Jegyzetek egy ásatás margójára
Date: 2015
Abstract:
In the fall of 2007 the Epigraphic Survey decided to undertake the survey of the several hundred loose fragments scattered bout the Medinet Habu temple precinct, some of them inscribed and lying face down on the surface, and already showing advanced signs of deterioration caused by groundwater and salt. The blocks were moved into a new blockyard built against the inside south enclosure wall of the complex for inventorying and documentation, as well as conservation as necessary. Between 2007–2011, most of the fragmentary material from Medinet Habu, including the fragments kept in the small blockyard south of the main temple and in a storage room in the great mortuary temple of Ramses III, was transferred into the new blockyard. This collection of more than 4000 fragments is quite diverse, comprising pieces from all periods of the precinct’s history, from the early 18th Dynasty throughout the abandonment of the Coptic town Djeme in the ninth century A.D.

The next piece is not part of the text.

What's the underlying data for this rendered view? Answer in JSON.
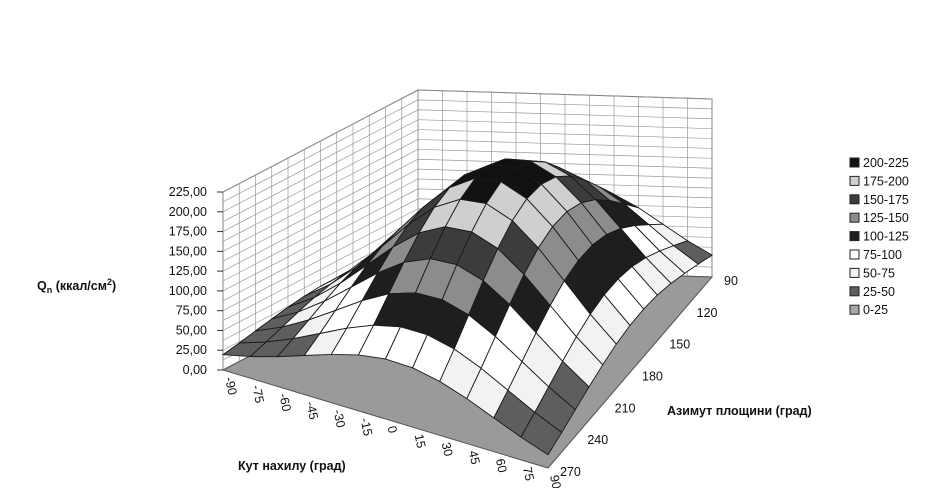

The aim of this paper is to introduce a specific corpus within the Medinet Habu fragment collection - a group of door jambs and lintels from private houses dating mostly to the end of the 20th Dynasty and early Third Intermediate Period. The comparison of the material as currently preserved in the new blockyard with the original documentation of the 1927-33 Oriental Institute excavations directed by Professor Uvo Hölscher has already led to unexpected and exceptional results, further illuminating our understanding of the early occupational history of the Medinet Habu settlement.